A Government-commissioned survey of 1,800 parents found 67% felt there should not be a complete ban on smacking children. This finding - tempered by the views of 64 children, most of whom thought corporal punishment had no place in modern childhood - prompted the Government to abandon a proposed smacking ban last October.
Why, then, does the Assembly Government want to ban smacking in Wales? The Assembly voted in favour of supporting a smacking ban in January 2004 by 41 votes to nine. But it is not in One Wales, nor is it in the manifestos put forward by Labour and Plaid Cymru in May. Does the Assembly know that Welsh parents hold a different opinion from that surveyed by the UK Government? Or does it have information which disproves the UK Government's assertion that the current law is working?

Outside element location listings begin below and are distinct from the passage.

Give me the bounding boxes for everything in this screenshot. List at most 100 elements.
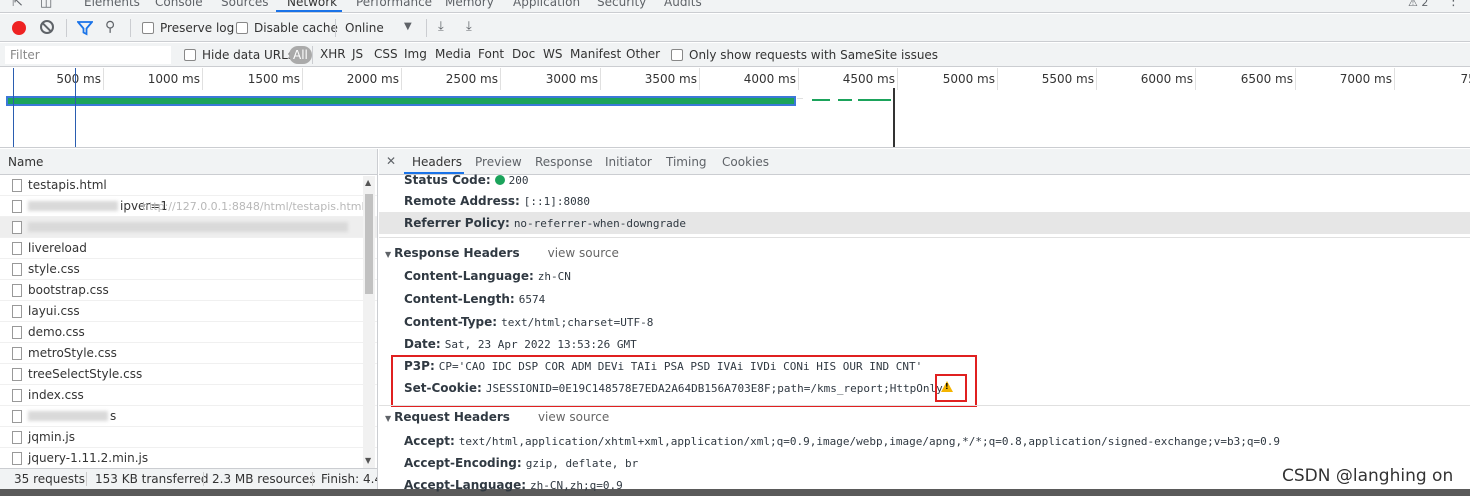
tab-console[interactable]: Console: [155, 0, 203, 9]
list-item[interactable]: [0, 217, 377, 238]
header-row[interactable]: Content-Type: text/html;charset=UTF-8: [404, 315, 653, 329]
checkbox-box[interactable]: [671, 49, 683, 61]
tab-elements[interactable]: Elements: [84, 0, 140, 9]
header-row[interactable]: Date: Sat, 23 Apr 2022 13:53:26 GMT: [404, 337, 637, 351]
filter-type-img[interactable]: Img: [404, 47, 427, 61]
preserve-log-checkbox[interactable]: Preserve log: [142, 14, 234, 42]
element-picker-icon[interactable]: ⇱: [12, 0, 23, 10]
header-value: gzip, deflate, br: [525, 457, 639, 470]
name-column-header[interactable]: Name: [0, 149, 377, 175]
view-source-link[interactable]: view source: [548, 246, 619, 260]
list-item[interactable]: jquery-1.11.2.min.js: [0, 448, 377, 468]
list-item[interactable]: treeSelectStyle.css: [0, 364, 377, 385]
filter-type-other[interactable]: Other: [626, 47, 660, 61]
request-name: s: [110, 409, 117, 423]
tab-initiator[interactable]: Initiator: [605, 155, 652, 169]
clear-icon[interactable]: [40, 20, 54, 34]
list-item[interactable]: demo.css: [0, 322, 377, 343]
tab-cookies[interactable]: Cookies: [722, 155, 769, 169]
view-source-link[interactable]: view source: [538, 410, 609, 424]
list-item[interactable]: jqmin.js: [0, 427, 377, 448]
checkbox-box[interactable]: [236, 22, 248, 34]
tab-security[interactable]: Security: [597, 0, 646, 9]
header-row-p3p[interactable]: P3P: CP='CAO IDC DSP COR ADM DEVi TAIi PS…: [404, 359, 922, 373]
list-item[interactable]: testapis.html: [0, 175, 377, 196]
more-options-icon[interactable]: ⋮: [1447, 0, 1460, 9]
filter-input[interactable]: [5, 46, 171, 64]
tab-timing[interactable]: Timing: [666, 155, 707, 169]
list-item[interactable]: metroStyle.css: [0, 343, 377, 364]
request-headers-section-title[interactable]: ▼ Request Headers view source: [385, 410, 609, 424]
chevron-down-icon[interactable]: ▼: [404, 21, 412, 32]
status-divider: [312, 472, 313, 486]
timeline-overview[interactable]: 500 ms 1000 ms 1500 ms 2000 ms 2500 ms 3000 m…: [0, 68, 1470, 148]
expand-triangle-icon[interactable]: ▼: [385, 250, 391, 259]
tab-audits[interactable]: Audits: [664, 0, 702, 9]
timeline-gridline: [103, 68, 104, 90]
filter-type-js[interactable]: JS: [352, 47, 363, 61]
scroll-down-icon[interactable]: ▼: [365, 456, 371, 465]
tab-headers[interactable]: Headers: [412, 155, 462, 169]
filter-type-all[interactable]: All: [289, 46, 312, 64]
record-button[interactable]: [12, 21, 26, 35]
timeline-gridline: [997, 68, 998, 90]
list-scrollbar[interactable]: ▲ ▼: [363, 176, 375, 468]
filter-type-font[interactable]: Font: [478, 47, 504, 61]
filter-type-ws[interactable]: WS: [543, 47, 562, 61]
header-row[interactable]: Content-Language: zh-CN: [404, 269, 571, 283]
list-item[interactable]: livereload: [0, 238, 377, 259]
status-divider: [203, 472, 204, 486]
tab-performance[interactable]: Performance: [356, 0, 432, 9]
list-item[interactable]: s: [0, 406, 377, 427]
header-row-status-code[interactable]: Status Code: 200: [404, 173, 529, 187]
scroll-up-icon[interactable]: ▲: [365, 178, 371, 187]
scroll-thumb[interactable]: [365, 194, 373, 294]
samesite-checkbox[interactable]: Only show requests with SameSite issues: [671, 43, 938, 67]
section-divider: [379, 237, 1470, 238]
timeline-tick-label: 1000 ms: [147, 72, 200, 86]
list-item[interactable]: layui.css: [0, 301, 377, 322]
tab-application[interactable]: Application: [513, 0, 580, 9]
hide-data-urls-checkbox[interactable]: Hide data URLs: [184, 43, 294, 67]
samesite-label: Only show requests with SameSite issues: [689, 48, 939, 62]
header-row[interactable]: Accept-Language: zh-CN,zh;q=0.9: [404, 478, 623, 492]
close-icon[interactable]: ✕: [386, 154, 396, 168]
checkbox-box[interactable]: [184, 49, 196, 61]
throttling-select[interactable]: Online: [345, 14, 384, 42]
import-har-icon[interactable]: ⤓: [438, 19, 444, 34]
tab-memory[interactable]: Memory: [445, 0, 494, 9]
header-row-referrer-policy[interactable]: Referrer Policy: no-referrer-when-downgra…: [404, 216, 686, 230]
tab-sources[interactable]: Sources: [221, 0, 268, 9]
filter-type-media[interactable]: Media: [435, 47, 471, 61]
filter-icon[interactable]: [77, 20, 93, 36]
header-row-remote-address[interactable]: Remote Address: [::1]:8080: [404, 194, 590, 208]
export-har-icon[interactable]: ⤓: [466, 19, 472, 34]
checkbox-box[interactable]: [142, 22, 154, 34]
request-name: index.css: [28, 388, 84, 402]
disable-cache-checkbox[interactable]: Disable cache: [236, 14, 338, 42]
header-row[interactable]: Accept: text/html,application/xhtml+xml,a…: [404, 434, 1280, 448]
header-key: Accept:: [404, 434, 455, 448]
list-item[interactable]: bootstrap.css: [0, 280, 377, 301]
tab-network[interactable]: Network: [287, 0, 337, 9]
warning-icon[interactable]: !: [941, 381, 953, 392]
filter-type-manifest[interactable]: Manifest: [570, 47, 621, 61]
filter-type-doc[interactable]: Doc: [512, 47, 535, 61]
list-item[interactable]: style.css: [0, 259, 377, 280]
tab-preview[interactable]: Preview: [475, 155, 522, 169]
filter-bar: Hide data URLs All XHR JS CSS Img Media …: [0, 43, 1470, 67]
search-icon[interactable]: ⚲: [105, 19, 115, 35]
response-headers-section-title[interactable]: ▼ Response Headers view source: [385, 246, 619, 260]
expand-triangle-icon[interactable]: ▼: [385, 414, 391, 423]
header-row-set-cookie[interactable]: Set-Cookie: JSESSIONID=0E19C148578E7EDA2A…: [404, 381, 943, 395]
list-item[interactable]: ipver=1 http://127.0.0.1:8848/html/testap…: [0, 196, 377, 217]
device-toolbar-icon[interactable]: ◫: [40, 0, 52, 10]
timeline-tick-label: 2000 ms: [346, 72, 399, 86]
list-item[interactable]: index.css: [0, 385, 377, 406]
filter-type-css[interactable]: CSS: [374, 47, 398, 61]
header-row[interactable]: Accept-Encoding: gzip, deflate, br: [404, 456, 638, 470]
filter-type-xhr[interactable]: XHR: [320, 47, 346, 61]
header-row[interactable]: Content-Length: 6574: [404, 292, 545, 306]
warnings-counter[interactable]: ⚠ 2: [1408, 0, 1428, 9]
tab-response[interactable]: Response: [535, 155, 593, 169]
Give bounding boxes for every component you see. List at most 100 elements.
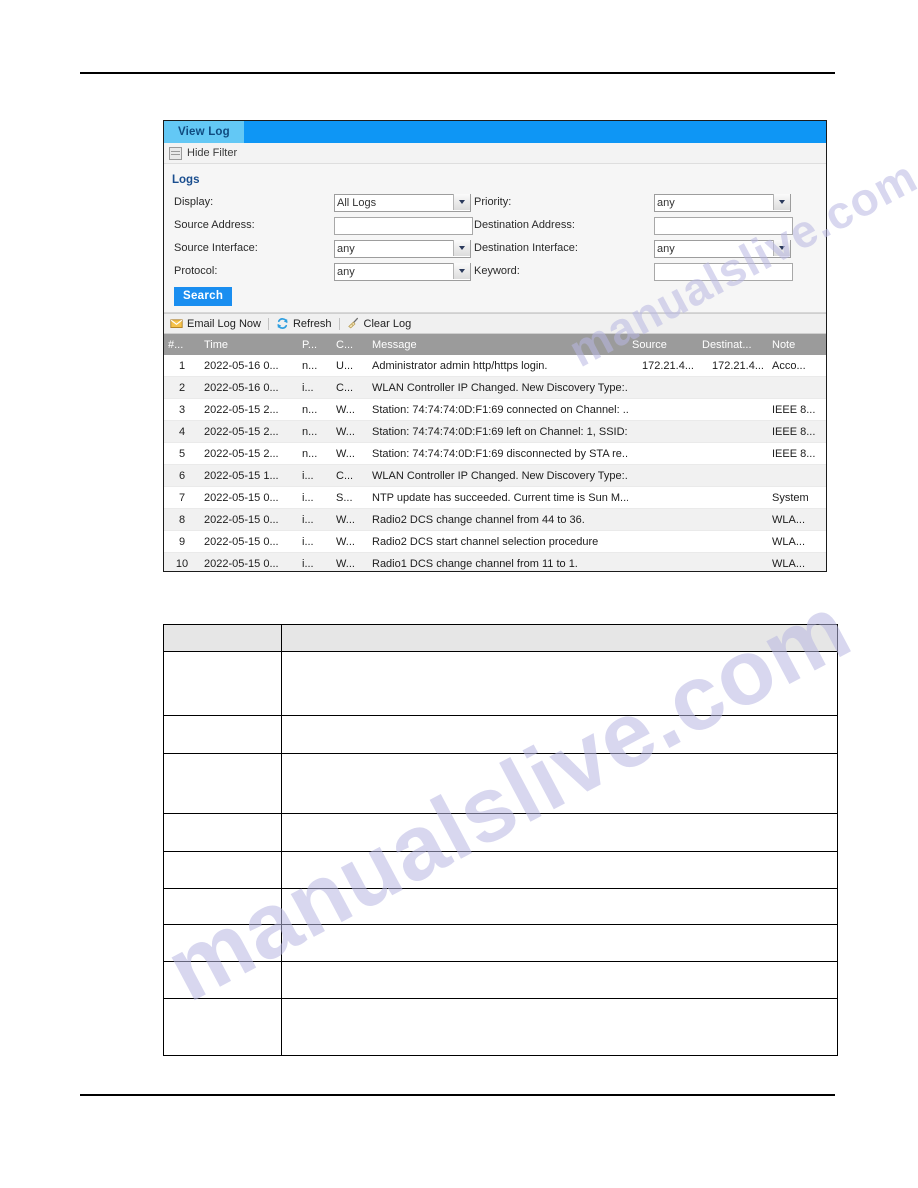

Or has this idea been chosen as a means to test the boundaries of the current law-making procedure and probe the limits of the maligned LCO system? Neither Whitehall nor Cathays Park know exactly how this new system will work. It will take some prodding by the Assembly Government to discover what exactly it can get from an LCO. If, in the process, ministers have to back down from introducing a smacking ban - something that was never their original intention - then so be it. Who knows, the impression of an overmighty London machine frustrating the will of the Assembly might hasten the arrival of the referendum on primary powers.